Doctors sometimes mention that “according to current international (national) guidelines, we should ……..”. . What are “guidelines”? Why should doctors “follow” the guidelines?
Guidelines are usually written by experts from professional medical groups and are updated regularly as new research evidence becomes available. The guidelines are a summary of the “best current research evidence and expert experience”. The current mainstream guidelines are the NCCN guidelines in the United States and the CSCO guidelines in China.
So what do the guidelines say about the treatment of limited-stage small cell lung cancer?
NCCN guidelines
The “jargon” of the specialty guidelines above is a little difficult to understand, so let me “translate” it for you. The term “limited stage small cell lung cancer” corresponds to stages I-III, which means that the lung cancer is located in one side of the chest and can be “fit” into a radiation field.
Surgeable
For these patients, if they are physically able to tolerate it, doctors usually recommend surgery to remove the diseased lobe and clear the surrounding lymph nodes to see if there is any tumor invasion. Postoperatively, chemotherapy is needed to reduce the chance of recurrence.
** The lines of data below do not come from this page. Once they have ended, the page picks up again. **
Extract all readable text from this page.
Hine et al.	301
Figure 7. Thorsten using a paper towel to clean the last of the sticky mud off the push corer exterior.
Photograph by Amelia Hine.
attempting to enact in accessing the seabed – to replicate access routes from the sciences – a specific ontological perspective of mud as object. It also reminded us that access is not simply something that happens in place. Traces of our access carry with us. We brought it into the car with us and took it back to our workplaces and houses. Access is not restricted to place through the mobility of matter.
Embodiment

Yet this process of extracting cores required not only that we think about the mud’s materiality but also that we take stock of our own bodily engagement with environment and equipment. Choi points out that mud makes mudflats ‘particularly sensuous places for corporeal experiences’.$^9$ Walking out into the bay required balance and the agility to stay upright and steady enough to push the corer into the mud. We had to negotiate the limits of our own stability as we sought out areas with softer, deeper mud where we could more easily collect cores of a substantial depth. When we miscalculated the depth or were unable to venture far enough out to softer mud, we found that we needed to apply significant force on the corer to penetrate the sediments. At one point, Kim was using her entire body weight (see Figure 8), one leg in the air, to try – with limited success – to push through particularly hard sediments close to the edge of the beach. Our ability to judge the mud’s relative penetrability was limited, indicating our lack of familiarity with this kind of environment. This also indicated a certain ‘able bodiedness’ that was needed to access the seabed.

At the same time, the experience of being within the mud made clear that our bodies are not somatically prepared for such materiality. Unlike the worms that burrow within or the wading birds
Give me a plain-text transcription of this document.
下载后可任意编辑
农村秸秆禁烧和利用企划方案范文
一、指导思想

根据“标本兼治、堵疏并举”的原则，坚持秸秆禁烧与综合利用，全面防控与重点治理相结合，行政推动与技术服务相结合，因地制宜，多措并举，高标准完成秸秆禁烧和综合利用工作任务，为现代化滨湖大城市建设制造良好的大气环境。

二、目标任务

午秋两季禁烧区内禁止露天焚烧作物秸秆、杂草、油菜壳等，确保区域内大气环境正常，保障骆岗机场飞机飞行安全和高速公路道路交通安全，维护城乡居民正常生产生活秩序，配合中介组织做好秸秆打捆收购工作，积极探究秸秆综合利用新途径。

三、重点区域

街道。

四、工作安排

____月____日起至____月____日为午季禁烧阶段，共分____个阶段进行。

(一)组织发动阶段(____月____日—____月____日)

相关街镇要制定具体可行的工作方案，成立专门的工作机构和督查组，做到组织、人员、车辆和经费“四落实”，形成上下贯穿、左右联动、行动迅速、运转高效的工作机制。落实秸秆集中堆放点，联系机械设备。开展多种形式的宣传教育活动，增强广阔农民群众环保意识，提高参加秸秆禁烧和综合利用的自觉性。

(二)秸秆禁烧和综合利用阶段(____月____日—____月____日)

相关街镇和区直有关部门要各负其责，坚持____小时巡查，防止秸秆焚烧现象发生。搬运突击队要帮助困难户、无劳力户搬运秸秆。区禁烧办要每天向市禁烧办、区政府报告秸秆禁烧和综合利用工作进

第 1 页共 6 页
In the past, this was a major surgery that required an “open chest”. Nowadays, many hospitals can do “minimally invasive” surgery under the thoracoscope or with the help of a “robot”. The procedure can be done by making a few small holes in the chest wall and inserting instruments into the chest cavity.
Non-operable
If the lung is not functioning well or if there is medical disease (such as heart disease), the surgeon can also cure the tumor with a technique called “stereotactic radiotherapy. The company’s main goal is to provide a more accurate focus on the cancer and a higher single dose of radiation, which is equivalent to an invisible “radiation knife”. The doctor will also administer adjuvant chemotherapy after radiation therapy, or direct radical simultaneous radiotherapy.
Once a lymph node metastasis has occurred, surgery is not as meaningful for the patient. This is when your doctor may recommend “concurrent radiotherapy”, which means that chemotherapy and radiotherapy are given simultaneously. It takes advantage of both therapies to achieve a “1+1>2” effect.
Radiotherapy is the equivalent of the “air force,” which strikes the tumor with surgical precision and destroys the “enemy command” (the primary site of the tumor). The first of these is the “infantry regiment”, which is used to round up any remaining “enemy troops” (tumor cells in the bloodstream) after a full-scale war has begun. The first of these is a new one, which is a new one.
CSCO guidelines
For limited-stage small cell lung cancer, our guidelines are consistent with those of the NCCN. For patients without lymph node metastases, if physically tolerated, the surgeon’s first choice is surgical resection of the diseased lung lobe with clearance of the surrounding lymph nodes. After surgery, adjuvant chemotherapy is required to reduce the chance of recurrence.
If a patient has poor lung function or medical disease (such as heart disease), or has lymph node metastases that prevent surgery, radiation therapy is often used in combination with chemotherapy. The two are combined in “simultaneous radiotherapy”, which can fully utilize the advantages of both treatments to achieve a “1+1>2” effect. For patients in poor health who cannot tolerate the toxicity of concurrent radiotherapy, sequential radiotherapy (two treatments in sequence) is also an option.